Compare this incident of machine building with Locke’s attempts to construct a trebuchet that will break into a mysterious hatch. In some ways, although Locke has now professed a belief in the will of the island, his actions demonstrate a failure to understand that fate cannot be forced; had Locke actually internalized this message, he would most likely not have even attempted a trebuchet in the first place. Although Locke later fully embodies the Man of Faith, we see that he is still growing at this point in the series. Fittingly, the trebuchet not only collapses but also physically injures Locke—the island is taking back the mobility it had bestowed. However, rather than view this as a punitive gesture, we can understand that the island is instead arguably attempting to teach Locke a larger lesson that only beings to manifest at the end of the episode as he struggles to carry Boone back to camp despite his weakened legs: our limitations can be overcome but we must be willing to exert effort.
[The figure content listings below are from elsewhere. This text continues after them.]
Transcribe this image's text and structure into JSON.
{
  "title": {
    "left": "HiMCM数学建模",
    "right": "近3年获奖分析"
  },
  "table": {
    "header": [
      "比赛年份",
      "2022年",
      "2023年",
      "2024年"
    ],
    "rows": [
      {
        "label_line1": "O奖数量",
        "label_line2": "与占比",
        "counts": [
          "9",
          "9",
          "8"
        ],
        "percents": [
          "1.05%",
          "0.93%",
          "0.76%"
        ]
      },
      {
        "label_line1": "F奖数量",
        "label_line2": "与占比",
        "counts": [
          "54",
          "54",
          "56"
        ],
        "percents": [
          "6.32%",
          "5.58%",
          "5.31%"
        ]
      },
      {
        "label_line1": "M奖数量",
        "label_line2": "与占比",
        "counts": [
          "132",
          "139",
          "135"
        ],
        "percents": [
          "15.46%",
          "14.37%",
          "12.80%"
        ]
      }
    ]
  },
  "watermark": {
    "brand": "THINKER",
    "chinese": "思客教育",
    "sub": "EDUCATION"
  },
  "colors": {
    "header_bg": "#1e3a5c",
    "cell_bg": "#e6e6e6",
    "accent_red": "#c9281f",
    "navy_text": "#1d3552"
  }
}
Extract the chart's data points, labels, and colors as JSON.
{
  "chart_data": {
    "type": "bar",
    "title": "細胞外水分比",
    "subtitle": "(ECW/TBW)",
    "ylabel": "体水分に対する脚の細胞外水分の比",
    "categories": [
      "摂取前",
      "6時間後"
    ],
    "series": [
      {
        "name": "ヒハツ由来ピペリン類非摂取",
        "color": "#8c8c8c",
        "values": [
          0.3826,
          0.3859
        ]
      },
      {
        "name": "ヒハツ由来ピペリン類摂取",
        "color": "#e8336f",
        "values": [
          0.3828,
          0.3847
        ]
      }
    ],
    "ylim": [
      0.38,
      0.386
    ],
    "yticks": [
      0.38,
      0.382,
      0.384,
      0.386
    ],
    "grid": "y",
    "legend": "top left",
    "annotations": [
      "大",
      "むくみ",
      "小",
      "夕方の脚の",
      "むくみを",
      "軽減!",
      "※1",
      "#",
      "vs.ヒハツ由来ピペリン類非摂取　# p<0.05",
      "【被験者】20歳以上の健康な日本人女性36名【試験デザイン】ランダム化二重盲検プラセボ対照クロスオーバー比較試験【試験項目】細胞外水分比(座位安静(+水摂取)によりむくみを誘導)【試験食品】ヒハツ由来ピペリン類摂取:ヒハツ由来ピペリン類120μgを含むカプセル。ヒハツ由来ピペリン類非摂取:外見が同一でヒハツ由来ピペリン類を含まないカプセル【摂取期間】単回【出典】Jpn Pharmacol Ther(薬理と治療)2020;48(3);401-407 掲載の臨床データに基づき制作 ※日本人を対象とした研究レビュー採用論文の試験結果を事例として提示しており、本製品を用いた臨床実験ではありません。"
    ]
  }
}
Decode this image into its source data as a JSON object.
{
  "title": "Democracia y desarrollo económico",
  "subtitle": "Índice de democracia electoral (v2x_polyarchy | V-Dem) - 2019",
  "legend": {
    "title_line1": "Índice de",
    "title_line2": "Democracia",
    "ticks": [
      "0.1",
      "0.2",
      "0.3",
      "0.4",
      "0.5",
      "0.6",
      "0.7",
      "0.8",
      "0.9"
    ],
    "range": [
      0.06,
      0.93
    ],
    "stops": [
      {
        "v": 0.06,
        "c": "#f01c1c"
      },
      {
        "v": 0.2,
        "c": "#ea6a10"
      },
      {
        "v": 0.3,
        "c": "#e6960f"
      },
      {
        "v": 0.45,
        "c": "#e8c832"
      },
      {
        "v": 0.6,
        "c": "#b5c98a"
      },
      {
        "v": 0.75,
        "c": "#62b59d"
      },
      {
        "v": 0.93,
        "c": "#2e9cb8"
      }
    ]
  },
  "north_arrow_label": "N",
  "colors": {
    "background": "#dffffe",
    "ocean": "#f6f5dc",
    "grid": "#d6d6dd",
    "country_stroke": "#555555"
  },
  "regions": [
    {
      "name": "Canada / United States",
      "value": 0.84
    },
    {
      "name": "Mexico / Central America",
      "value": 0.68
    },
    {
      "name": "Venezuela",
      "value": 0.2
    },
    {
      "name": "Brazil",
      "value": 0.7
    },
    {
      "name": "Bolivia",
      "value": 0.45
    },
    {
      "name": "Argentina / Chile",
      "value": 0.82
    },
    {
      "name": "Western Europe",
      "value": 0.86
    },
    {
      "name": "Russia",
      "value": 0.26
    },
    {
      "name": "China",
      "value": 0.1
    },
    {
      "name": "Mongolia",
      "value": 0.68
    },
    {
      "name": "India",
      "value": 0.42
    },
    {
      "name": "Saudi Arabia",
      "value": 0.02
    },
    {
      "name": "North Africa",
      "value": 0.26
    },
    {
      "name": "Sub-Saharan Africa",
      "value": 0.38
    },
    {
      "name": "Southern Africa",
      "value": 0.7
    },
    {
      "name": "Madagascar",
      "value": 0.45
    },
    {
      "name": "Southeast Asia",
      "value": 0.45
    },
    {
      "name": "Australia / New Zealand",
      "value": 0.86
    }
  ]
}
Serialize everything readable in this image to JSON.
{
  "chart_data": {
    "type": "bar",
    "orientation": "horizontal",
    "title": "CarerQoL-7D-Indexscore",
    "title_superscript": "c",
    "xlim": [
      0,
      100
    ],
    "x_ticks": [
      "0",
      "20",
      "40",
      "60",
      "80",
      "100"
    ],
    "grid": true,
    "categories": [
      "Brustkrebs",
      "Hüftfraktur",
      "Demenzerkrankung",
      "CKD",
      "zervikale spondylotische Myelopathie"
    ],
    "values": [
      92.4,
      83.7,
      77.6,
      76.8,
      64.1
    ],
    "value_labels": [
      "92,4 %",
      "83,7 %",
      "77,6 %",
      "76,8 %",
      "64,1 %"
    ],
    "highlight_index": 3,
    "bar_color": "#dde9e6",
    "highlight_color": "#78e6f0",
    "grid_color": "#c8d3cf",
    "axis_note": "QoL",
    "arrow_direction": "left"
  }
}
 Along with Jack, Locke’s actions support the ongoing series conflict between Science and Faith. In “Deus Ex Machina” Jack demonstrates the dominance of Science through his diagnosis of Sawyer’s hyperopic vision (i.e., Science is one path to the truth) and the equation of phantom smells with a brain tumor, which builds upon Emily’s (Locke’s mother) schizophrenic condition and the notion that hallucinations and irrationality are negative qualities. Contrast this subplot with the validation of Locke’s dream and we begin to see the virtually invisible ways that the episode weaves together competing ideologies.
 Whether in the form of a mind-control ray, manipulation, enchantment, mesmerism, being a slave to fate, Haitian zombies, possession, or being bound to a wheelchair, we continuously encounter the same themes; the manifestations vary with each telling but they all partially speak to a latent fear of losing our free will and our personal sense of agency. This is, I feel, such an issue for us because we have developed in a society that ascribes to Individualism—there is, in fact, an “us” to lose.